Restricting Motoring in Ireland 1918 - 1921 by James Scannell

Morris Cars on sale in the 1920s
Photo: National Library of Ireland: https://www.flickr.com/photos/nlireland/6531108775I. NLI Ref: P_WP_3600

In October 1918 as political unrest swept the country, the Dublin Castle authorities introduced ‘Defence of the Realm Regulation 9AA’ under which owners of motor cycles were required to hold a permit from the competent naval or military authority or from the chief police officer of the district in which the motor cyclist resided and had to produce this when stopped.  Exceptions to this were serving members of H.M. Forces or a member of the police force i.e. Royal Irish Constabulary or the Dublin Metropolitan Police.  In November 1919 this permit requirement was extended to owners of motor cars.

Military courts imposed

In August 1920, following the collapse of law and order in Ireland, the British government enacted the ‘Restoration of Order in Ireland Act, 1920’ which extended the scope of military courts-martial to try people and replaced the holding of coroner inquests by military courts of inquiry which were frequently held behind closed doors with relatives of the deceased, the public, and press excluded.

Exclusion process

An example of this exclusion process occurred in December 1920 when Volunteer William Owens shot dead during a raid on the Volunteer Hall in Shankill, Co. Dublin on Friday 10 December.  The following Monday the military inquiry into the death of William Owns was held in the boardroom of St. Columcille’s Hospital, Loughlinstown, Co. Dublin, as his remains had been removed to the hospital mortuary, behind closed doors with his family, relatives, and press, despite their protests, excluded from the hearing, from which it appears that no-one was ever held to account for his death.

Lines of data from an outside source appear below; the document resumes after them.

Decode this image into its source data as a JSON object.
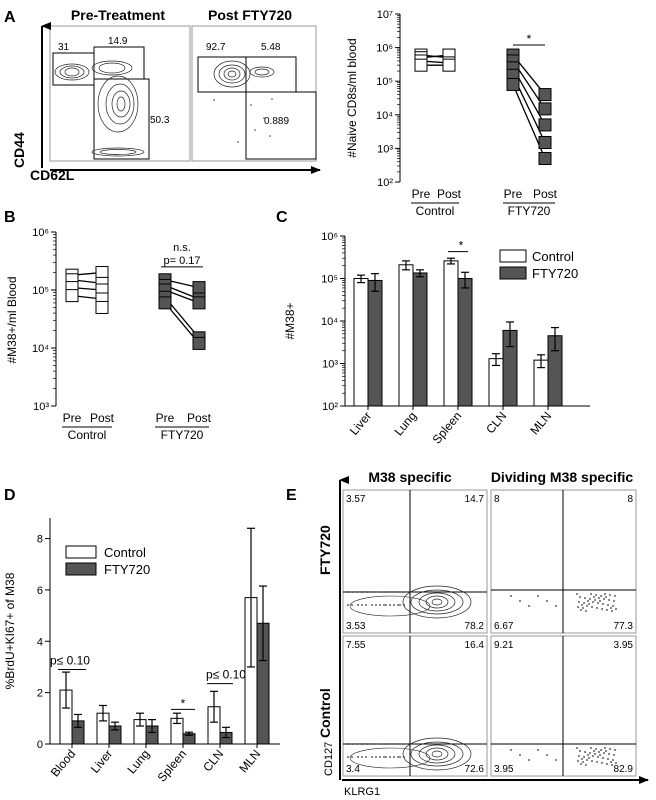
{
  "panel_letters": [
    "A",
    "B",
    "C",
    "D",
    "E"
  ],
  "colors": {
    "control_fill": "#ffffff",
    "fty_fill": "#555555",
    "stroke": "#000000"
  },
  "panel_a_flow": {
    "titles": [
      "Pre-Treatment",
      "Post FTY720"
    ],
    "x_axis_label": "CD62L",
    "y_axis_label": "CD44",
    "pre_gates": [
      "31",
      "14.9",
      "50.3"
    ],
    "post_gates": [
      "92.7",
      "5.48",
      "0.889"
    ]
  },
  "panel_e_flow": {
    "titles": [
      "M38 specific",
      "Dividing M38 specific"
    ],
    "row_labels": [
      "FTY720",
      "Control"
    ],
    "x_axis_label": "KLRG1",
    "y_axis_label": "CD127",
    "quadrants": [
      {
        "tl": "3.57",
        "tr": "14.7",
        "bl": "3.53",
        "br": "78.2"
      },
      {
        "tl": "8",
        "tr": "8",
        "bl": "6.67",
        "br": "77.3"
      },
      {
        "tl": "7.55",
        "tr": "16.4",
        "bl": "3.4",
        "br": "72.6"
      },
      {
        "tl": "9.21",
        "tr": "3.95",
        "bl": "3.95",
        "br": "82.9"
      }
    ]
  },
  "chart_data": [
    {
      "id": "A",
      "type": "scatter",
      "ylabel": "#Naive CD8s/ml blood",
      "yscale": "log",
      "ylim": [
        100,
        10000000
      ],
      "ytick_labels": [
        "10²",
        "10³",
        "10⁴",
        "10⁵",
        "10⁶",
        "10⁷"
      ],
      "categories": [
        "Pre",
        "Post",
        "Pre",
        "Post"
      ],
      "group_labels": [
        "Control",
        "FTY720"
      ],
      "annotations": [
        "*"
      ],
      "series": [
        {
          "group": "Control",
          "pre": [
            600000,
            500000,
            400000,
            300000
          ],
          "post": [
            500000,
            600000,
            350000,
            300000
          ]
        },
        {
          "group": "FTY720",
          "pre": [
            600000,
            400000,
            250000,
            150000,
            80000
          ],
          "post": [
            40000,
            15000,
            5000,
            1500,
            500
          ]
        }
      ]
    },
    {
      "id": "B",
      "type": "scatter",
      "ylabel": "#M38+/ml Blood",
      "yscale": "log",
      "ylim": [
        1000,
        1000000
      ],
      "ytick_labels": [
        "10³",
        "10⁴",
        "10⁵",
        "10⁶"
      ],
      "categories": [
        "Pre",
        "Post",
        "Pre",
        "Post"
      ],
      "group_labels": [
        "Control",
        "FTY720"
      ],
      "annotations": [
        "n.s.",
        "p= 0.17"
      ],
      "series": [
        {
          "group": "Control",
          "pre": [
            180000,
            150000,
            110000,
            80000
          ],
          "post": [
            200000,
            130000,
            100000,
            70000,
            50000
          ]
        },
        {
          "group": "FTY720",
          "pre": [
            150000,
            120000,
            100000,
            75000,
            60000
          ],
          "post": [
            110000,
            70000,
            60000,
            15000,
            12000
          ]
        }
      ]
    },
    {
      "id": "C",
      "type": "bar",
      "ylabel": "#M38+",
      "yscale": "log",
      "ylim": [
        100,
        1000000
      ],
      "ytick_labels": [
        "10²",
        "10³",
        "10⁴",
        "10⁵",
        "10⁶"
      ],
      "categories": [
        "Liver",
        "Lung",
        "Spleen",
        "CLN",
        "MLN"
      ],
      "legend": "top-right",
      "annotations": [
        "*"
      ],
      "series": [
        {
          "name": "Control",
          "values": [
            100000,
            210000,
            260000,
            1300,
            1200
          ],
          "err": [
            20000,
            50000,
            40000,
            400,
            400
          ]
        },
        {
          "name": "FTY720",
          "values": [
            90000,
            135000,
            100000,
            6000,
            4500
          ],
          "err": [
            40000,
            25000,
            40000,
            3500,
            2500
          ]
        }
      ]
    },
    {
      "id": "D",
      "type": "bar",
      "ylabel": "%BrdU+KI67+ of M38",
      "ylim": [
        0,
        8.8
      ],
      "ytick_labels": [
        "0",
        "2",
        "4",
        "6",
        "8"
      ],
      "categories": [
        "Blood",
        "Liver",
        "Lung",
        "Spleen",
        "CLN",
        "MLN"
      ],
      "legend": "top-left",
      "annotations": [
        "p≤ 0.10",
        "*",
        "p≤ 0.10"
      ],
      "series": [
        {
          "name": "Control",
          "values": [
            2.1,
            1.2,
            0.95,
            1.0,
            1.45,
            5.7
          ],
          "err": [
            0.7,
            0.3,
            0.25,
            0.2,
            0.6,
            2.7
          ]
        },
        {
          "name": "FTY720",
          "values": [
            0.9,
            0.7,
            0.7,
            0.4,
            0.45,
            4.7
          ],
          "err": [
            0.25,
            0.15,
            0.25,
            0.06,
            0.2,
            1.45
          ]
        }
      ]
    }
  ]
}
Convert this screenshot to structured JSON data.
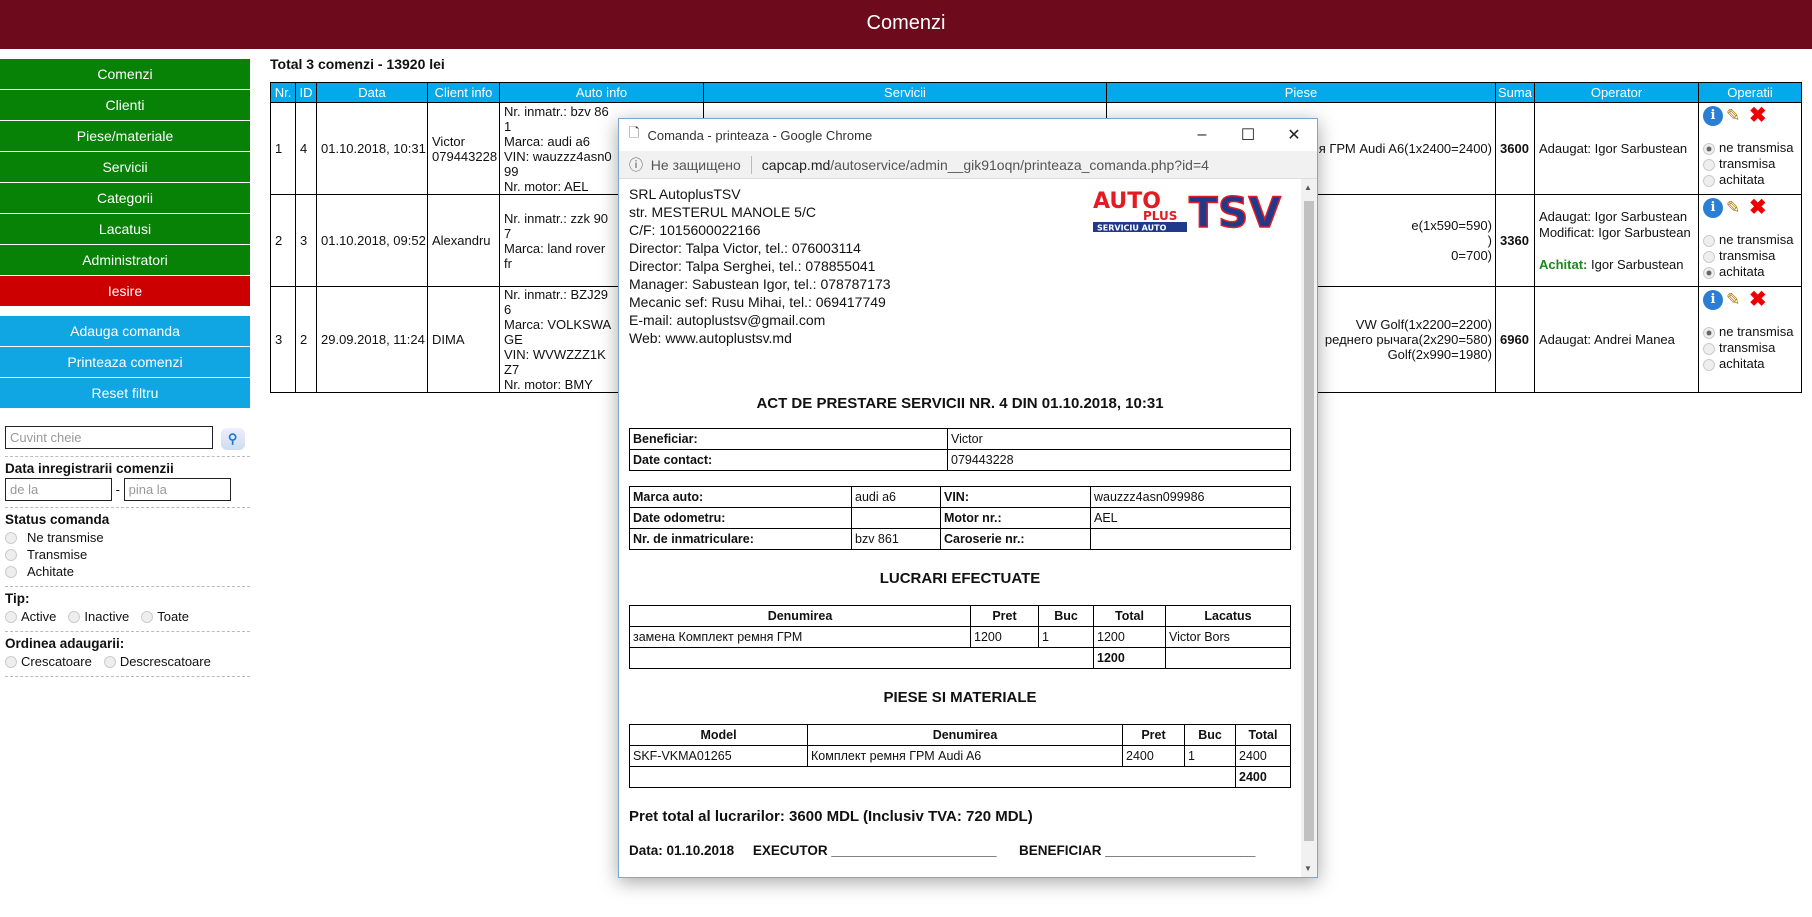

Following their inquiry, the military issued an order to Mr. Thomas Owens allowing the burial of his son and served him with a second order stating ‘than any demonstration or procession in connection with the removal of the body of William Owens from the mortuary, Rathdown Union [St. Columcille’s Hospital] and hereafter while awaiting interment or at the funeral is prohibited under the Restoration of Order in Ireland Act. They will report to the police where the body is taken and will be buried.’

Curfew

The detailed ‘Restoration of Order in Ireland Regulations’ introduced under this legislation that month continued the prohibition and restrictions of having, keeping, or using a motor-cycle or motor car without a permit. In December 1920 additional regulations were introduced relating to where a vehicle (motor-cycle or motor car) was to be kept, the time of the day that the vehicle could be used, and the distance that could be travelled, as well as introducing a curfew. Vehicles could only be used between 6 a.m. in the morning and 8 p.m. in the evening and not travel more than 20 miles from where the permit holder resided.

Special permits

The regulations also introduced a night curfew and vehicle owners had to comply with whatever hours were set by the authorities. Special permits excepting holders from the curfew were granted to religious ministers of all denominations, medical practitioners, veterinary surgeons, and nurses.  Remarkably in February 1921 the riding of a bicycle was prohibited.

Truce

In July 1921, in the wake of the Truce, the restrictions on limiting the hours and distance that a person owning motor vehicle could travel were suspended.

Sources

Connell, Joseph E.A., Jr. ‘100 Years Ago – Restoration of Order in Ireland Act’ in History Ireland magazine, July/August 2020, Vol. 28, No.4.

O’Riordan, Dermot, ‘Driving  and Cycling Regulations  During the War of Independence’ in Dún Laoghaire Borough Historical Journal, 2014.

Sheehan, William, ‘Fighting for Dublin: The British Battle for Dublin 1919-1921, Cork, 2007.

Yeates, Pádraig, ‘A City in Turmoil: Dublin 1919-1921’, Dublin, 2015.